The meltdown at the Fukushima Daiichi nuclear plant has prompted many commentators to plant their feet firmly in their mouths. Witness CNBC's Larry Kudlow who put it all in perspective last Friday by noting that while it is a human tragedy, at least the U.S. equity market was up that day. That didn't last long. Another commentator in our office believes the whole disaster is being sensationalized by the liberal media hawking its anti-nuclear-power agenda. Really? Does he include Matt Drudge, who together with ABC News, is having a field day with the disaster, in the liberal media?
To be fair, GMO's Inker believes it is important "to separate the human cost" from the long-term economic cost. "However horrific the human cost, economically, most disasters are hard to spot in the data," Inker, who serves as head of asset allocation at GMO, writes. "GDP does not necessarily fall, and if it does, the bounce-back is usually quite rapid. Given the long duration nature of equities, where the bulk of value comes from the present value of dividends that will be paid ten or more years in the future," GMO doubts the quake will have a long-term material effect on the fair value of Japanese equities.
I hope the brave Japanese engineers sacrificing their lives succeed more than I hope Inker is right. His contention is that there are "excesses from the previous credit boom that have yet to be fully purged from the financial system."
Global equities have "every right to fall significantly, with or without a large unforeseen catalyst," he said.
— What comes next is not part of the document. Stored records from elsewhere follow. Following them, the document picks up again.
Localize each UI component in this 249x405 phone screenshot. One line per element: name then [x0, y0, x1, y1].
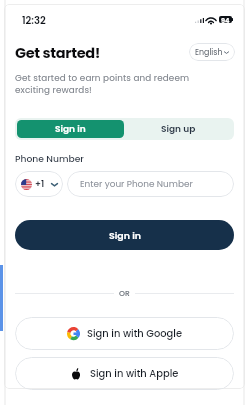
staticText: OR [119, 288, 130, 299]
button[interactable]: Sign in with Google [15, 317, 234, 350]
staticText: Sign in with Apple [90, 367, 179, 381]
staticText: Get started to earn points and redeem ex… [15, 72, 190, 96]
button[interactable]: Sign in with Apple [15, 357, 234, 390]
button[interactable]: English [189, 43, 235, 61]
staticText: +1 [35, 178, 45, 190]
button[interactable]: Sign up [124, 120, 232, 138]
button[interactable]: +1 [15, 171, 63, 197]
button[interactable]: Sign in [17, 120, 124, 138]
staticText: Phone Number [15, 152, 84, 165]
staticText: 12:32 [22, 13, 46, 27]
staticText: 94 [221, 16, 230, 23]
staticText: English [195, 47, 223, 58]
staticText: Sign in [55, 123, 86, 136]
staticText: Get started! [15, 43, 101, 63]
staticText: Enter your Phone Number [80, 178, 193, 190]
staticText: Sign up [161, 123, 196, 136]
staticText: Sign in with Google [87, 327, 183, 341]
button[interactable]: Enter your Phone Number [67, 171, 234, 197]
staticText: Sign in [109, 229, 141, 242]
button[interactable]: Sign in [15, 220, 234, 250]
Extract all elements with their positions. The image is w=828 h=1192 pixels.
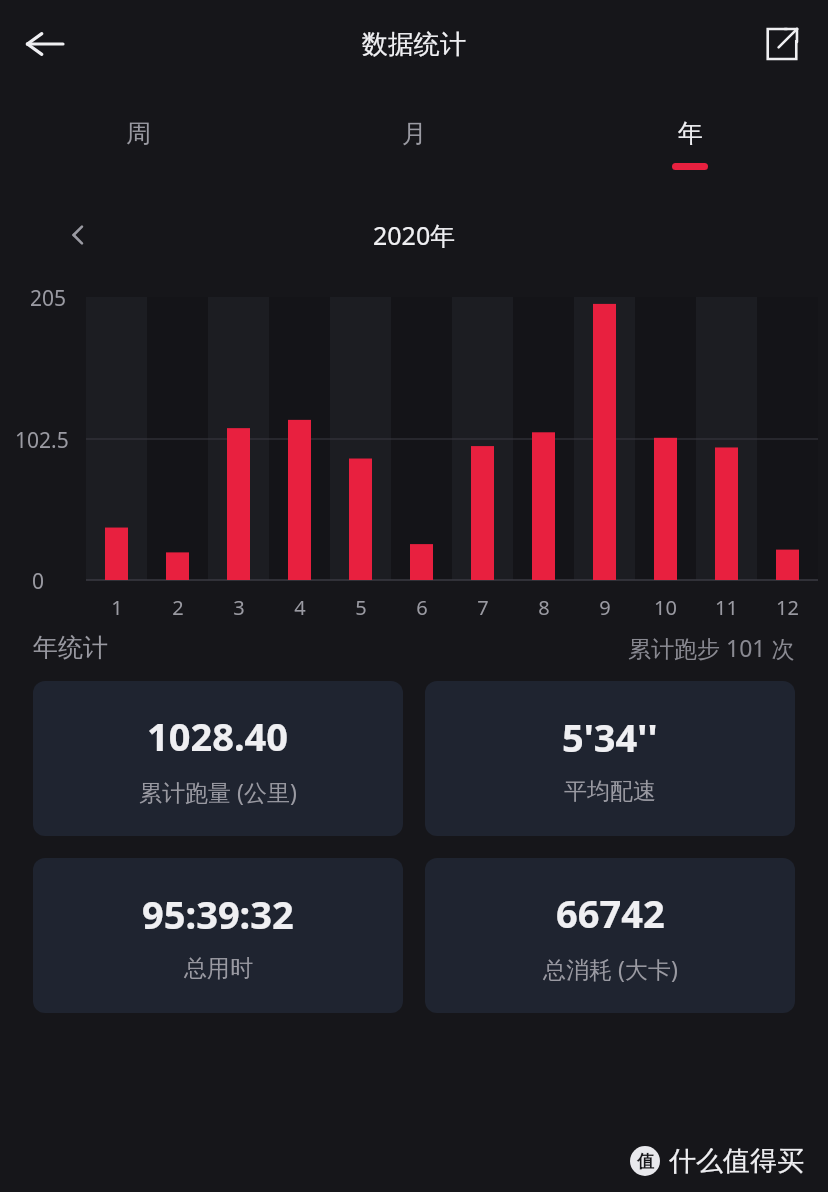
staticText: 102.5 <box>15 426 69 455</box>
staticText: 什么值得买 <box>669 1144 804 1178</box>
staticText: 0 <box>32 567 45 596</box>
staticText: 周 <box>126 118 151 149</box>
staticText: 12 <box>776 594 799 621</box>
staticText: 7 <box>477 594 489 621</box>
button[interactable]: 1028.40 <box>33 681 403 836</box>
staticText: 66742 <box>556 887 665 939</box>
button[interactable]: 95:39:32 <box>33 858 403 1013</box>
staticText: 累计跑步 101 次 <box>628 632 795 663</box>
button[interactable]: 月 <box>276 88 552 198</box>
staticText: 累计跑量 (公里) <box>139 776 297 807</box>
staticText: 数据统计 <box>362 28 466 61</box>
staticText: 值 <box>637 1151 654 1172</box>
button[interactable]: 周 <box>0 88 276 198</box>
staticText: 年 <box>678 118 703 149</box>
button[interactable]: Share <box>752 14 812 74</box>
button[interactable]: 年 <box>552 88 828 198</box>
staticText: 5 <box>355 594 367 621</box>
button[interactable]: Previous year <box>50 207 106 263</box>
staticText: 总消耗 (大卡) <box>543 953 678 984</box>
staticText: 年统计 <box>33 632 108 663</box>
staticText: 2 <box>172 594 184 621</box>
staticText: 95:39:32 <box>142 888 294 940</box>
staticText: 6 <box>416 594 428 621</box>
staticText: 8 <box>538 594 550 621</box>
staticText: 1028.40 <box>147 710 289 762</box>
staticText: 平均配速 <box>564 777 656 806</box>
staticText: 4 <box>294 594 306 621</box>
button[interactable]: Back <box>14 13 76 75</box>
button[interactable]: 66742 <box>425 858 795 1013</box>
staticText: 2020年 <box>373 218 456 252</box>
staticText: 11 <box>715 594 738 621</box>
staticText: 10 <box>654 594 677 621</box>
staticText: 3 <box>233 594 245 621</box>
staticText: 9 <box>599 594 611 621</box>
staticText: 205 <box>30 284 67 313</box>
staticText: 1 <box>111 594 123 621</box>
button[interactable]: 5'34'' <box>425 681 795 836</box>
staticText: 月 <box>402 118 427 149</box>
staticText: 5'34'' <box>562 711 658 763</box>
staticText: 总用时 <box>184 954 253 983</box>
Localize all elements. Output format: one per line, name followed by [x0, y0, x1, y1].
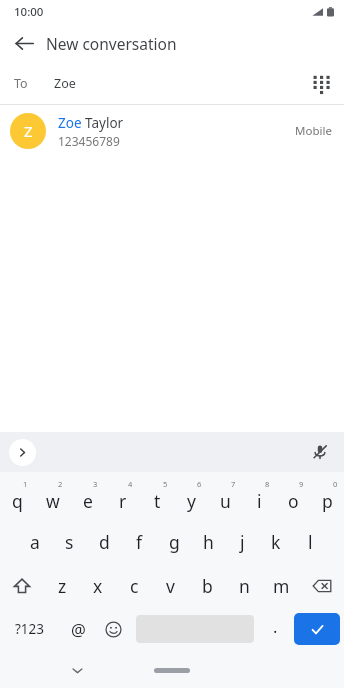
staticText: q [12, 489, 23, 513]
staticText: o [288, 489, 299, 513]
staticText: Zoe [54, 75, 76, 92]
staticText: k [271, 530, 281, 554]
button[interactable]: Z [0, 105, 344, 157]
staticText: 9 [299, 479, 304, 489]
staticText: r [119, 489, 127, 513]
staticText: b [202, 574, 213, 598]
staticText: j [240, 530, 245, 554]
staticText: 8 [265, 479, 270, 489]
staticText: 1 [23, 479, 28, 489]
button[interactable]: 3 [70, 476, 105, 520]
staticText: 2 [58, 479, 63, 489]
button[interactable]: 6 [174, 476, 208, 520]
staticText: . [273, 615, 278, 637]
button[interactable]: Back [6, 25, 42, 61]
button[interactable]: h [191, 520, 225, 564]
staticText: 5 [163, 479, 168, 489]
staticText: Zoe Taylor [58, 114, 124, 132]
staticText: 4 [128, 479, 133, 489]
staticText: 0 [333, 479, 338, 489]
button[interactable]: 1 [0, 476, 35, 520]
staticText: 10:00 [14, 4, 44, 20]
button[interactable]: n [226, 564, 263, 608]
button[interactable]: ?123 [0, 608, 60, 650]
button[interactable]: j [225, 520, 259, 564]
staticText: 3 [93, 479, 98, 489]
button[interactable]: 0 [310, 476, 344, 520]
staticText: v [166, 574, 175, 598]
button[interactable]: s [52, 520, 87, 564]
staticText: s [65, 530, 74, 554]
button[interactable]: Backspace [300, 564, 344, 608]
button[interactable]: a [17, 520, 52, 564]
button[interactable]: 5 [140, 476, 174, 520]
button[interactable]: k [259, 520, 293, 564]
staticText: ?123 [15, 620, 45, 638]
button[interactable]: v [152, 564, 189, 608]
button[interactable]: Dial pad [302, 65, 338, 101]
button[interactable]: @ [60, 608, 96, 650]
button[interactable]: 2 [35, 476, 70, 520]
staticText: a [30, 530, 40, 554]
button[interactable]: x [80, 564, 116, 608]
button[interactable]: Voice input muted [304, 436, 336, 468]
staticText: 123456789 [58, 133, 120, 149]
button[interactable]: l [293, 520, 327, 564]
button[interactable]: Expand suggestions [9, 439, 36, 466]
button[interactable]: Enter [294, 613, 340, 645]
button[interactable]: 4 [105, 476, 140, 520]
button[interactable]: 8 [242, 476, 276, 520]
staticText: z [58, 574, 67, 598]
staticText: 6 [197, 479, 202, 489]
staticText: e [83, 489, 93, 513]
button[interactable]: . [260, 608, 290, 650]
button[interactable]: m [263, 564, 300, 608]
staticText: i [257, 489, 262, 513]
staticText: m [273, 574, 290, 598]
staticText: p [322, 489, 333, 513]
staticText: u [220, 489, 231, 513]
staticText: Mobile [295, 123, 332, 139]
staticText: f [136, 530, 143, 554]
button[interactable]: g [157, 520, 191, 564]
staticText: w [46, 489, 60, 513]
staticText: x [93, 574, 103, 598]
staticText: t [154, 489, 161, 513]
staticText: To [14, 75, 28, 92]
staticText: l [308, 530, 313, 554]
button[interactable]: z [44, 564, 80, 608]
button[interactable]: 9 [276, 476, 310, 520]
staticText: n [239, 574, 250, 598]
button[interactable]: Emoji [96, 608, 130, 650]
staticText: New conversation [46, 33, 177, 54]
staticText: h [203, 530, 214, 554]
button[interactable]: Shift [0, 564, 44, 608]
button[interactable]: d [87, 520, 122, 564]
staticText: d [99, 530, 110, 554]
button[interactable]: c [116, 564, 152, 608]
staticText: Z [24, 121, 33, 141]
staticText: y [187, 489, 196, 513]
staticText: g [169, 530, 180, 554]
button[interactable]: b [189, 564, 226, 608]
button[interactable]: 7 [208, 476, 242, 520]
staticText: c [130, 574, 139, 598]
staticText: @ [71, 618, 86, 640]
button[interactable]: Hide keyboard [60, 653, 94, 687]
staticText: 7 [231, 479, 236, 489]
button[interactable]: f [122, 520, 157, 564]
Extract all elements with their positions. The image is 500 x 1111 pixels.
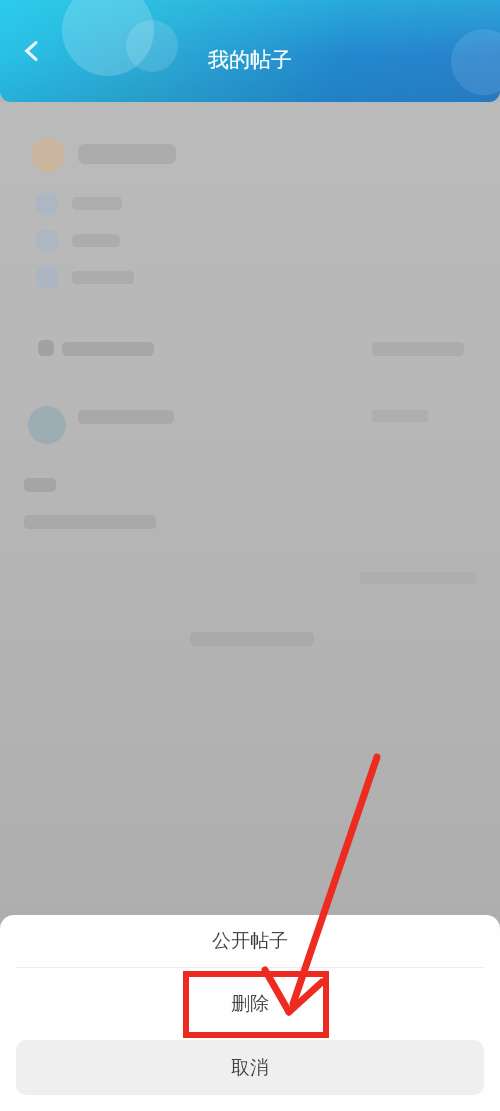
button[interactable]: 删除 bbox=[0, 968, 500, 1040]
staticText: 公开帖子 bbox=[212, 929, 288, 953]
staticText: 取消 bbox=[231, 1056, 269, 1080]
button[interactable]: 公开帖子 bbox=[0, 915, 500, 967]
button[interactable]: Back bbox=[6, 25, 58, 77]
staticText: 我的帖子 bbox=[208, 47, 292, 73]
button[interactable]: 取消 bbox=[16, 1040, 484, 1095]
staticText: 删除 bbox=[231, 992, 269, 1016]
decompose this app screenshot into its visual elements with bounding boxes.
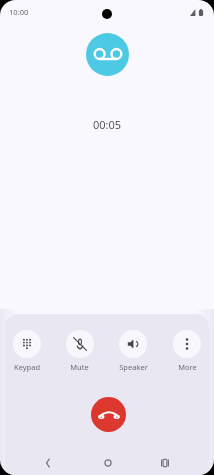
staticText: Keypad — [14, 362, 40, 372]
button[interactable]: Keypad — [0, 330, 53, 372]
button[interactable]: More — [160, 330, 214, 372]
button[interactable]: Speaker — [106, 330, 160, 372]
button[interactable]: Mute — [53, 330, 106, 372]
staticText: Mute — [70, 362, 89, 372]
button[interactable]: Voicemail — [86, 33, 129, 76]
button[interactable]: Recent apps — [150, 451, 179, 475]
staticText: 00:05 — [0, 117, 214, 132]
button[interactable]: Back — [33, 451, 62, 475]
button[interactable]: Home — [93, 451, 122, 475]
button[interactable]: End call — [91, 397, 126, 432]
staticText: More — [178, 362, 197, 372]
staticText: 10:00 — [9, 7, 29, 17]
staticText: Speaker — [119, 362, 148, 372]
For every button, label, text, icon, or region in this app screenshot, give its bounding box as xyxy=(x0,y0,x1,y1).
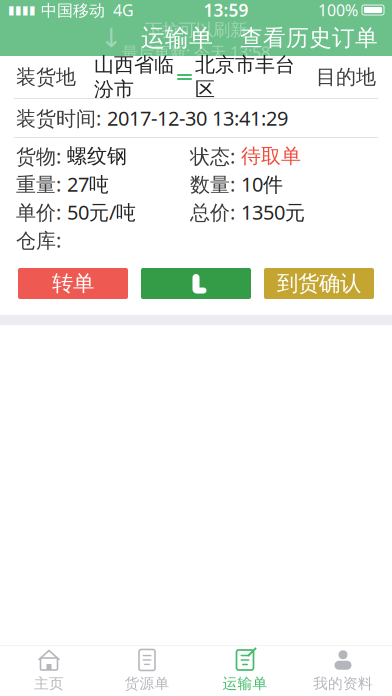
staticText: 到货确认 xyxy=(277,270,361,297)
staticText: 目的地 xyxy=(316,65,376,89)
staticText: 数量: xyxy=(190,171,235,197)
staticText: 北京市丰台区 xyxy=(195,52,295,102)
staticText: 待取单 xyxy=(241,144,301,168)
button[interactable]: 我的资料 xyxy=(294,644,392,696)
staticText: 装货时间: xyxy=(16,105,101,131)
staticText: 转单 xyxy=(52,270,94,297)
staticText: 货源单 xyxy=(124,674,170,692)
staticText: 仓库: xyxy=(16,227,61,253)
button[interactable]: 主页 xyxy=(0,644,98,696)
staticText: 状态: xyxy=(190,143,235,169)
staticText: 重量: xyxy=(16,171,61,197)
staticText: 中国移动 4G xyxy=(36,0,134,21)
staticText: 运输单 xyxy=(222,674,268,692)
staticText: 2017-12-30 13:41:29 xyxy=(107,105,288,131)
staticText: 货物: xyxy=(16,143,61,169)
staticText: 运输单 xyxy=(141,23,213,53)
button[interactable]: 到货确认 xyxy=(264,268,374,299)
staticText: 13:59 xyxy=(204,0,248,22)
staticText: 山西省临汾市 xyxy=(94,52,174,102)
staticText: 总价: xyxy=(190,199,235,225)
staticText: ▮▮▮▮ xyxy=(8,3,36,17)
staticText: 1350元 xyxy=(241,199,305,225)
staticText: 27吨 xyxy=(67,171,109,197)
staticText: 100% xyxy=(318,0,358,21)
button[interactable]: 运输单 xyxy=(196,644,294,696)
staticText: 我的资料 xyxy=(313,674,373,692)
staticText: 50元/吨 xyxy=(67,199,136,225)
staticText: ↓ xyxy=(100,23,122,53)
staticText: 主页 xyxy=(34,674,64,692)
staticText: 单价: xyxy=(16,199,61,225)
button[interactable]: 转单 xyxy=(18,268,128,299)
staticText: 装货地 xyxy=(16,65,76,89)
staticText: 螺纹钢 xyxy=(67,144,127,168)
button[interactable]: 货源单 xyxy=(98,644,196,696)
staticText: 最后更新: 今天 13:58 xyxy=(122,42,270,63)
staticText: 查看历史订单 xyxy=(240,24,378,52)
staticText: 下拉可以刷新 xyxy=(145,19,247,40)
staticText: 10件 xyxy=(241,171,283,197)
button[interactable]: 拨打电话 xyxy=(141,268,251,299)
button[interactable]: 查看历史订单 xyxy=(232,18,386,58)
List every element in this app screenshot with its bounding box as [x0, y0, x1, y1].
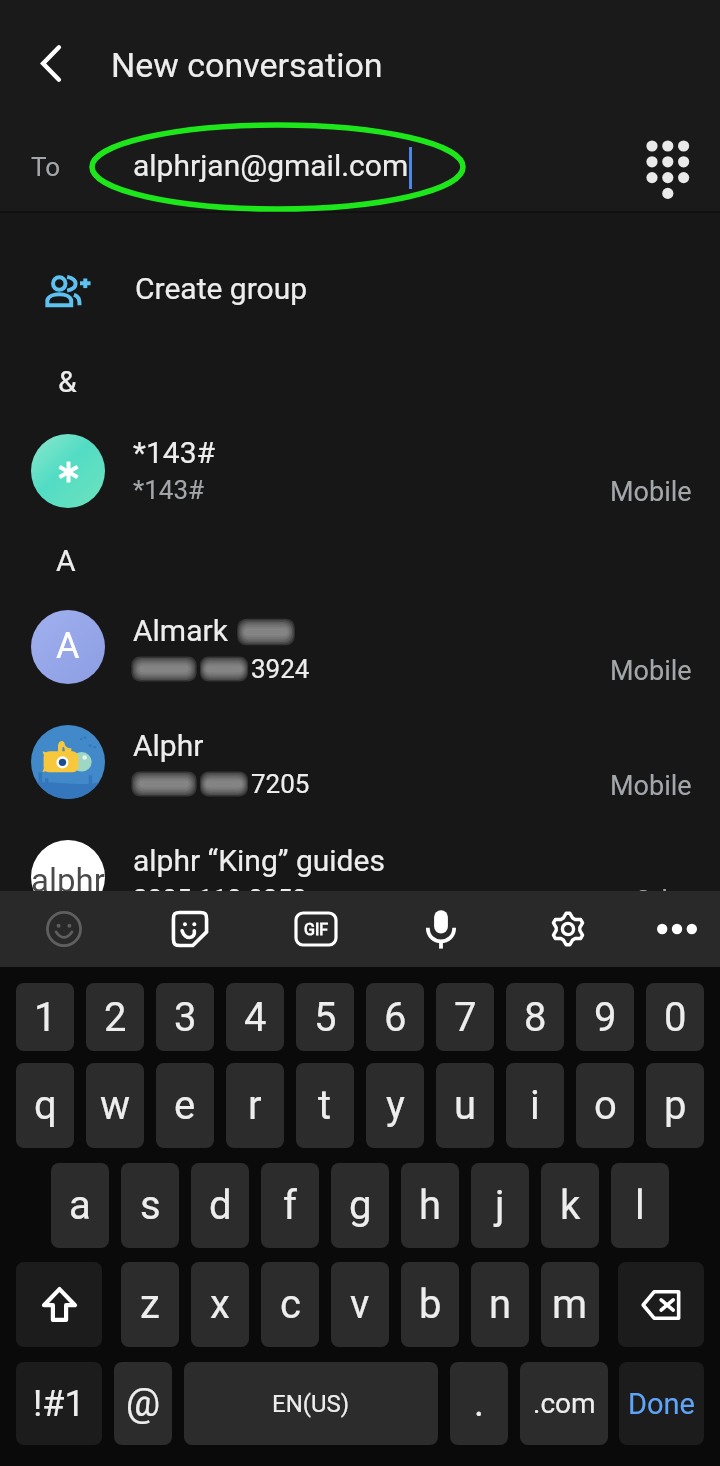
- button[interactable]: A: [0, 594, 720, 706]
- button[interactable]: Stickers: [152, 891, 228, 967]
- staticText: 8: [524, 994, 547, 1041]
- button[interactable]: Back: [22, 35, 79, 92]
- button[interactable]: g: [331, 1163, 389, 1248]
- button[interactable]: 0: [646, 983, 704, 1051]
- button[interactable]: 4: [226, 983, 284, 1051]
- button[interactable]: j: [471, 1163, 529, 1248]
- button[interactable]: *143#: [0, 415, 720, 527]
- button[interactable]: t: [296, 1063, 354, 1148]
- button[interactable]: alphrjan@gmail.com: [110, 124, 600, 210]
- staticText: .: [474, 1381, 485, 1426]
- button[interactable]: .com: [520, 1362, 608, 1445]
- button[interactable]: 7: [436, 983, 494, 1051]
- button[interactable]: r: [226, 1063, 284, 1148]
- staticText: Alphr: [133, 728, 204, 763]
- staticText: q: [34, 1082, 57, 1129]
- staticText: 6: [384, 994, 407, 1041]
- staticText: 2005 110 0050: [133, 884, 307, 914]
- staticText: i: [530, 1082, 540, 1129]
- button[interactable]: o: [576, 1063, 634, 1148]
- staticText: o: [594, 1082, 617, 1129]
- staticText: c: [280, 1281, 301, 1328]
- staticText: Mobile: [610, 655, 692, 687]
- button[interactable]: v: [331, 1262, 389, 1347]
- button[interactable]: 5: [296, 983, 354, 1051]
- button[interactable]: k: [541, 1163, 599, 1248]
- staticText: alphr: [31, 861, 105, 900]
- button[interactable]: n: [471, 1262, 529, 1347]
- staticText: l: [635, 1182, 645, 1229]
- button[interactable]: EN(US): [184, 1362, 438, 1445]
- staticText: 1: [34, 994, 57, 1041]
- staticText: @: [126, 1381, 161, 1426]
- button[interactable]: More options: [639, 891, 715, 967]
- staticText: r: [248, 1082, 262, 1129]
- staticText: Mobile: [610, 770, 692, 802]
- staticText: a: [69, 1182, 91, 1229]
- button[interactable]: Create group: [0, 236, 720, 344]
- staticText: *143#: [133, 435, 215, 470]
- button[interactable]: Shift: [16, 1262, 102, 1347]
- staticText: !#1: [33, 1383, 85, 1425]
- staticText: 7205: [251, 769, 310, 799]
- button[interactable]: l: [611, 1163, 669, 1248]
- staticText: 3: [174, 994, 197, 1041]
- staticText: *143#: [133, 475, 205, 505]
- staticText: g: [349, 1182, 372, 1229]
- button[interactable]: Backspace: [618, 1262, 704, 1347]
- staticText: z: [140, 1281, 160, 1328]
- staticText: 7: [454, 994, 477, 1041]
- staticText: t: [318, 1082, 332, 1129]
- button[interactable]: Dialpad: [620, 120, 716, 216]
- button[interactable]: p: [646, 1063, 704, 1148]
- staticText: A: [56, 625, 80, 667]
- button[interactable]: .: [450, 1362, 508, 1445]
- button[interactable]: Keyboard settings: [530, 891, 606, 967]
- staticText: 4: [244, 994, 267, 1041]
- button[interactable]: m: [541, 1262, 599, 1347]
- button[interactable]: y: [366, 1063, 424, 1148]
- button[interactable]: @: [114, 1362, 172, 1445]
- button[interactable]: b: [401, 1262, 459, 1347]
- staticText: Almark: [133, 613, 228, 648]
- staticText: u: [454, 1082, 477, 1129]
- staticText: e: [174, 1082, 196, 1129]
- staticText: b: [419, 1281, 442, 1328]
- button[interactable]: Done: [619, 1362, 704, 1445]
- button[interactable]: 2: [86, 983, 144, 1051]
- staticText: GIF: [304, 920, 329, 939]
- staticText: n: [489, 1281, 512, 1328]
- button[interactable]: 1: [16, 983, 74, 1051]
- button[interactable]: c: [261, 1262, 319, 1347]
- button[interactable]: e: [156, 1063, 214, 1148]
- button[interactable]: i: [506, 1063, 564, 1148]
- staticText: 3924: [251, 654, 310, 684]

Maybe so, but it seems far too early to reach any conclusions about the impact of this horrible disaster, as Mohammed El-Erian writes.
Before the earthquake, GMO considered Japan to have one of the cheaper stock markets in the developed world, and as Inker notes, it is 20% cheaper now. Then he goes on to acknowledge that Japan may experience inadequate electricity generating capacity for years to come. Who knows what other problems will emerge in the coming weeks.
Other voices in the commentariat have proved equally bizarre. The March 17 New York Times ran an op-ed piece by Waseda University professor Hiroki Azuma saying how the crisis was helping the Japanese people regain the sense of pride they lost after defeat in World War II. Certainly, admirable behavior has been on display there over the last week, but I'm not at all certain that the earthquake and subsequent reconstruction will turn out to be the perfect prescription to jolt this insular nation out of two decades of malaise and stagnation. Right now the problem reminds one of the seemingly endless agony of the BP oil spill or the Iranian hostage crisis, only with a higher human cost. I hope I'm wrong and the optimists are right.